CKNG was the ninth most listened to radio station in the Edmonton market in the fall of 2008 but as of fall 2012, the station is ranked twelfth with a 3.3 percent share.

For the 2013 winter season, CKNG-FM was the tenth most listened to radio station with a 5.1% share.

As of Feb 28, 2021, CKNG is the 12th-most-listened-to radio station in the Edmonton market according to a PPM data report released by Numeris.

==History==

Joe FM logo from 2010-2013

On October 29, 1981, CFCN Communications, Ltd. was awarded a license for a new FM station to broadcast at 92.5 MHz. The station officially launched on August 11, 1982, as CJAX-FM, and aired a country format. In June 1986, CJAX flipped to soft rock, and changed its call letters to CKNG-FM, branding itself as King FM. In 1989, CKNG was sold to Moffat Communications. In September 1991, CKNG-FM became Power 92, a CHR/Top 40 station, which launched with The Power by Snap. In August 1992, the station was sold to Westcom Radio. On January 30, 2000, the station was sold to Corus Entertainment, and became a Corus station. On June 27, 2003, CKNG shifted to hot adult contemporary as Power 92.5. Seven months later, on January 13, 2004, the station flipped to adult hits, branded as 92.5 Joe FM, taking the format from sister station CHQT, which returned to oldies.

Fresh FM logo from 2013-2015

Fresh FM logo from 2015-2018

On January 9, 2013, CKNG returned to hot adult contemporary, branded as The New 92.5 Fresh FM, becoming the third Corus radio station to adopt the "Fresh FM" branding.
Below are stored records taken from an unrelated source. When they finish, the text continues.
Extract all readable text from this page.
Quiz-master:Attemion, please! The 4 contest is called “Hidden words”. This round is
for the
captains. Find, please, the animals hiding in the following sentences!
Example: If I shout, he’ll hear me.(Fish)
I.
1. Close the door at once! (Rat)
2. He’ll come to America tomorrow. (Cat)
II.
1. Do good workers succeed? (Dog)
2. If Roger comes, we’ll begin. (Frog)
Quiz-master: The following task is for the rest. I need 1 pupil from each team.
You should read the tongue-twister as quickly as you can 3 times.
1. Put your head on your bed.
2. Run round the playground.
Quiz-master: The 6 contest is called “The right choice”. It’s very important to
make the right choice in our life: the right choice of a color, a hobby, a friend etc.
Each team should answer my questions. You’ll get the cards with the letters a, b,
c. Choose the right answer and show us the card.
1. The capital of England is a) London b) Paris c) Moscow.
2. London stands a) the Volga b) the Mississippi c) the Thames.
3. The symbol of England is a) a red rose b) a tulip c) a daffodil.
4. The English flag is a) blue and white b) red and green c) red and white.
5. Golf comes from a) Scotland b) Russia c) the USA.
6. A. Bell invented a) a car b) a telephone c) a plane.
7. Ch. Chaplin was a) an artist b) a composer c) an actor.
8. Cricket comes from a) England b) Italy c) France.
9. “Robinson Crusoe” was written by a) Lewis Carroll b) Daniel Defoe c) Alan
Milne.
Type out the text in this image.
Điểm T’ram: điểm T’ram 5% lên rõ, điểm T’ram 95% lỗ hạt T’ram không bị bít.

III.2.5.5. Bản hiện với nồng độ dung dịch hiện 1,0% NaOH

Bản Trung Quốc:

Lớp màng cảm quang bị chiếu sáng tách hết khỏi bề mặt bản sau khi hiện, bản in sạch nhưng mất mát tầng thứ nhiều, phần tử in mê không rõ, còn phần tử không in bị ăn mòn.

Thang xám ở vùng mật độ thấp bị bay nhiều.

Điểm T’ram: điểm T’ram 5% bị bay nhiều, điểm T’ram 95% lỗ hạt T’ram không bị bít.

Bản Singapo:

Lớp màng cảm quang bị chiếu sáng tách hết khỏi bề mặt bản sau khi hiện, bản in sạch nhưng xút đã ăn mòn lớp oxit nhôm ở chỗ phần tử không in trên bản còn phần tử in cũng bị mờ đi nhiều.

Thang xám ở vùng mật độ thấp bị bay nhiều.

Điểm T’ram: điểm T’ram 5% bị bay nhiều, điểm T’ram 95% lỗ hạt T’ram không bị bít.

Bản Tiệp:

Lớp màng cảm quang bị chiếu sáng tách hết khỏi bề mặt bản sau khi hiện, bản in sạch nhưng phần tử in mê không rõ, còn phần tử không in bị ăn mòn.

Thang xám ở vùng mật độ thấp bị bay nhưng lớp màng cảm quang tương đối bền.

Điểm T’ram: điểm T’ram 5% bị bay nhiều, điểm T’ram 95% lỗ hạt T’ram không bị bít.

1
On August 3, 2018, CKNG once again returned to adult hits, branded as 92.5 The 'Chuck. Corus FM radio director Brad Phillips described the new format as being "super-localized" with nods to local culture and humour; its branding is derived from a nickname for the city. After having aired the syndicated Brooke & Jeffrey out of Seattle, and later Willy in the Morning from Vancouver sister station CFMI-FM, afternoon host Graham Mosimann began hosting The Morning Thing in August 2024.